Vice President Mike Pence, Defense Secretary Jim Mattis, Treasury Secretary Steve Mnuchin, Commerce Secretary Wilbur Ross, White House Chief of Staff John Kelly, National Security Adviser John Bolton and Press Secretary Sarah Sanders joined Trump in their meetings.
Earlier in the day, Trump said before the press that the two men were “fairly close to understanding each other.”
The leaders had dinner at George Washington’s Mount Vernon estate on Monday night, and were to enjoy a formal dinner with more than 100 guests in the State Dining Room of the White House on Tuesday night.
“WE’RE LOOKING forward to doing something, but it has to be done and it has to be done strongly,” Trump said.
“They’ve [the Iranians] very much been butchers, and we can’t allow that to happen.”
The president also responded to threats from Tehran that it would restart its nuclear program and abandon the UN Nuclear Nonproliferation Treaty should the US scrap the accord next month.
“It won’t be so easy for them to restart it. They’re not going to be restarting anything. If they restart it, they’re going to have big problems, bigger than they ever had before. And you can mark it down,” he told reporters in the Oval Office, later repeating the threat: “They will pay a price like few countries have ever paid.”
The Iran deal was negotiated by the US, France, Britain, Germany, Russia, China and Iran to provide sanctions relief to the Iranians in exchange for them halting their enrichment of uranium.
They partially dismantled the program, but retain an enrichment capacity and can increase its size and efficiency over time under the JCPOA’s terms.
The agreement also does not address Iran’s ballistic missiles, which are designed to be vehicles for nuclear warheads, as well as its regional behavior, which the US, Israel and the Arab world fear have been emboldened by the legitimacy and finances the nuclear deal bestowed.
Macron said he was prepared to acknowledge the deal does not address many of Trump's concerns– "France is not naive when it comes to Iran," he said– but proposed "combining" views on the deal that up until this point had been seen as in conflict.
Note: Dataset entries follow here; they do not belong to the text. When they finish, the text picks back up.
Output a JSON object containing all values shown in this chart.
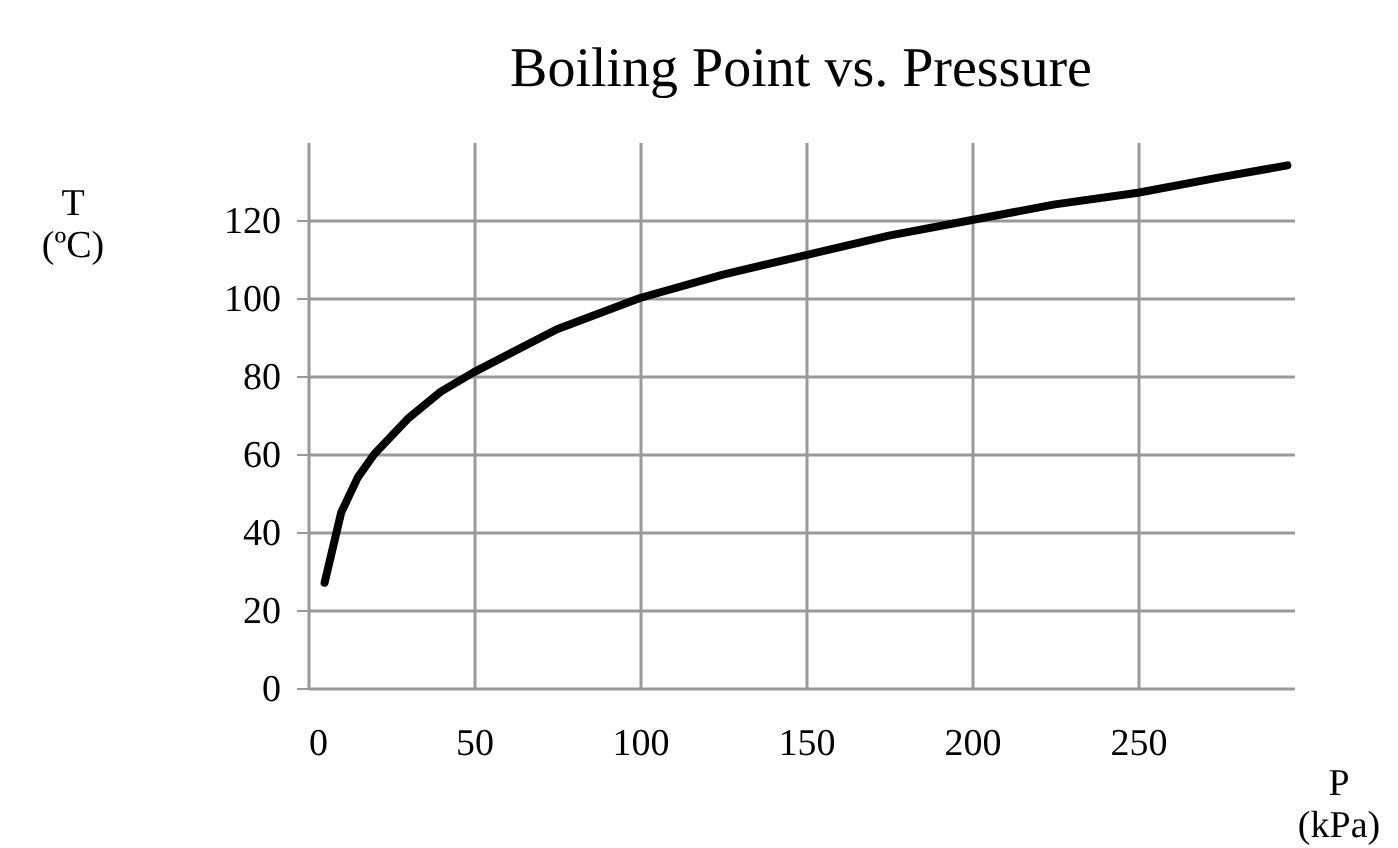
{
  "chart_data": {
    "type": "line",
    "title": "Boiling Point vs. Pressure",
    "xlabel": "P (kPa)",
    "ylabel": "T (ºC)",
    "x": [
      5,
      10,
      15,
      20,
      30,
      40,
      50,
      75,
      100,
      125,
      150,
      175,
      200,
      225,
      250,
      275,
      295
    ],
    "series": [
      {
        "color": "#000000",
        "values": [
          27,
          45,
          54,
          60,
          69,
          76,
          81,
          92,
          100,
          106,
          111,
          116,
          120,
          124,
          127,
          131,
          134
        ]
      }
    ],
    "xlim": [
      0,
      297
    ],
    "ylim": [
      0,
      140
    ],
    "xticks": [
      0,
      50,
      100,
      150,
      200,
      250
    ],
    "yticks": [
      0,
      20,
      40,
      60,
      80,
      100,
      120
    ],
    "grid": true
  }
}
"I believe we can both combine our common views and our differences, because we are not in a vacuum," he said. "I always said we should not tear apart the JCPOA and have nothing else... that would not be the good solution. But once we are placing ourselves in a momentum, the purpose of which is to put together a broad agreement covering the four topics I just mentioned, it's very different because, first of all, we take on board the concerns and the criticism of President Trump regarding this deal."
“It’s not about tearing up an agreement and having nothing,” he added, “but about building something new.”
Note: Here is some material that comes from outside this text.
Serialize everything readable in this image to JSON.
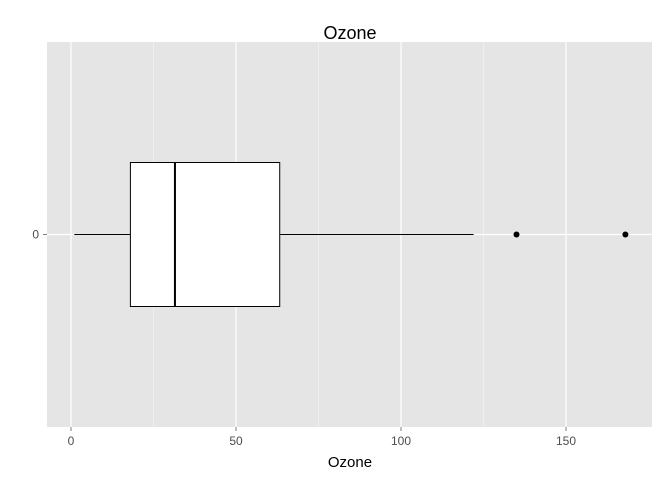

Ending the civil war in Syria that began in March 2011 should be a part of this broader deal, Macron said. And indeed, Trump seemed open to this idea, which Macron has convinced him might require a continued US presence there.
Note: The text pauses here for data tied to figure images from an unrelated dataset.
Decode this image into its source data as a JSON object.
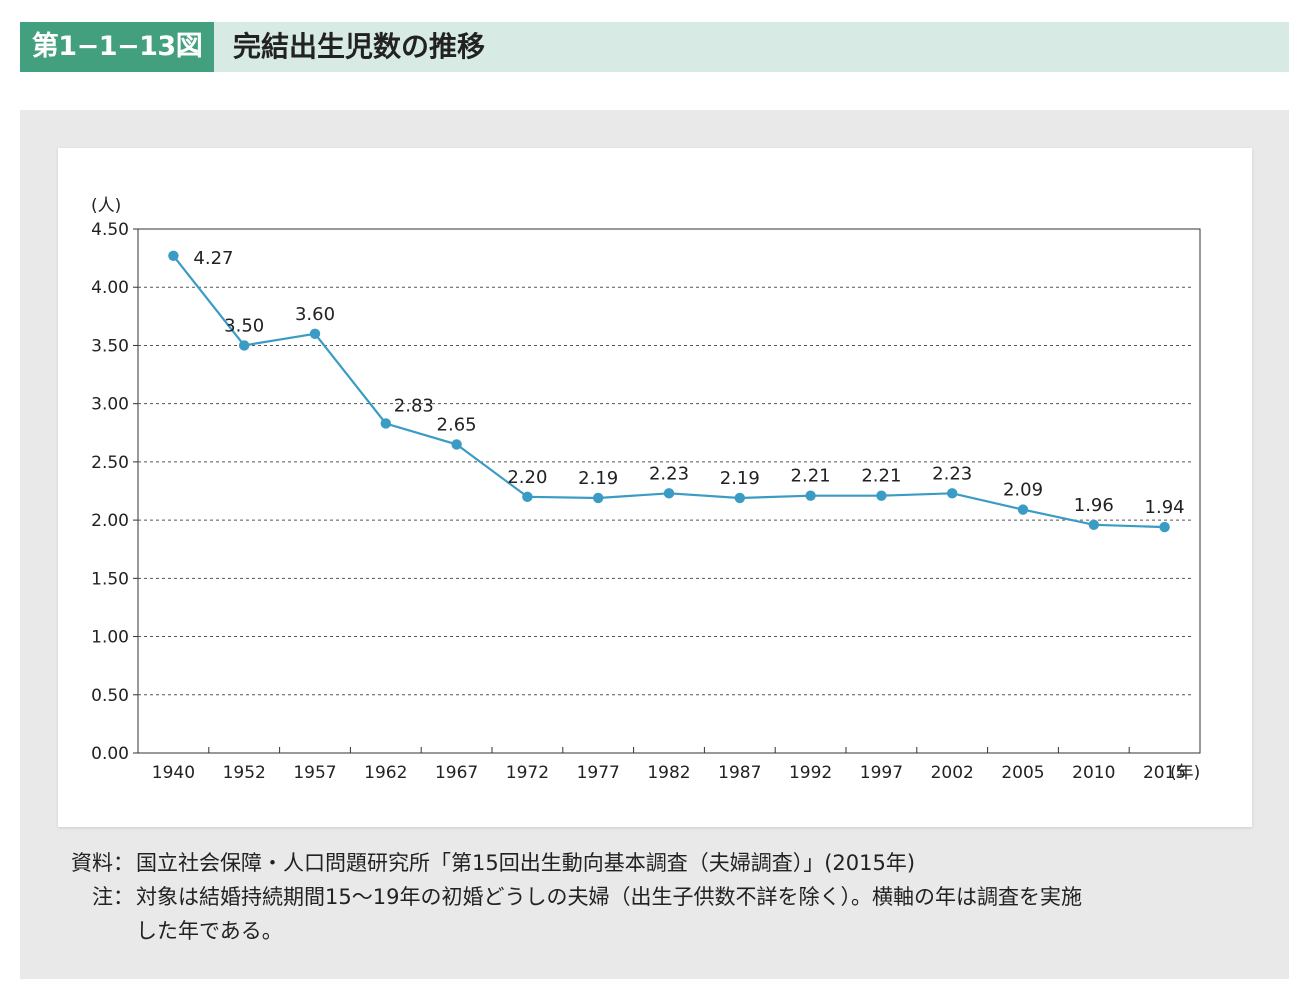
{
  "header": {
    "figure_number": "第1−1−13図",
    "title": "完結出生児数の推移"
  },
  "chart_data": {
    "type": "line",
    "title": "",
    "xlabel": "(年)",
    "ylabel": "(人)",
    "categories": [
      "1940",
      "1952",
      "1957",
      "1962",
      "1967",
      "1972",
      "1977",
      "1982",
      "1987",
      "1992",
      "1997",
      "2002",
      "2005",
      "2010",
      "2015"
    ],
    "series": [
      {
        "values": [
          4.27,
          3.5,
          3.6,
          2.83,
          2.65,
          2.2,
          2.19,
          2.23,
          2.19,
          2.21,
          2.21,
          2.23,
          2.09,
          1.96,
          1.94
        ]
      }
    ],
    "data_labels": [
      "4.27",
      "3.50",
      "3.60",
      "2.83",
      "2.65",
      "2.20",
      "2.19",
      "2.23",
      "2.19",
      "2.21",
      "2.21",
      "2.23",
      "2.09",
      "1.96",
      "1.94"
    ],
    "y_ticks": [
      "0.00",
      "0.50",
      "1.00",
      "1.50",
      "2.00",
      "2.50",
      "3.00",
      "3.50",
      "4.00",
      "4.50"
    ],
    "ylim": [
      0,
      4.5
    ],
    "grid": "horizontal dashed",
    "line_color": "#3a9cc4"
  },
  "notes": {
    "source_label": "資料：",
    "source_text": "国立社会保障・人口問題研究所「第15回出生動向基本調査（夫婦調査）」(2015年)",
    "note_label": "注：",
    "note_text_1": "対象は結婚持続期間15〜19年の初婚どうしの夫婦（出生子供数不詳を除く）。横軸の年は調査を実施",
    "note_text_2": "した年である。"
  }
}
“We want to leave a strong and lasting footprint ” in Syria, Trump said, while noting he would still love to withdraw completely. “We don’t want to give Iran open season to the Mediterranean.”
Trump continued to rip into the nuclear accord as one of the worst agreements ever negotiated on behalf of the United States, insisting that Iran’s nuclear work is inextricably tied to its regional designs.
“That regime must end its support of terrorism,” he said. “All over, no matter where you go in the Middle East, you see the fingerprints of Iran behind problems.”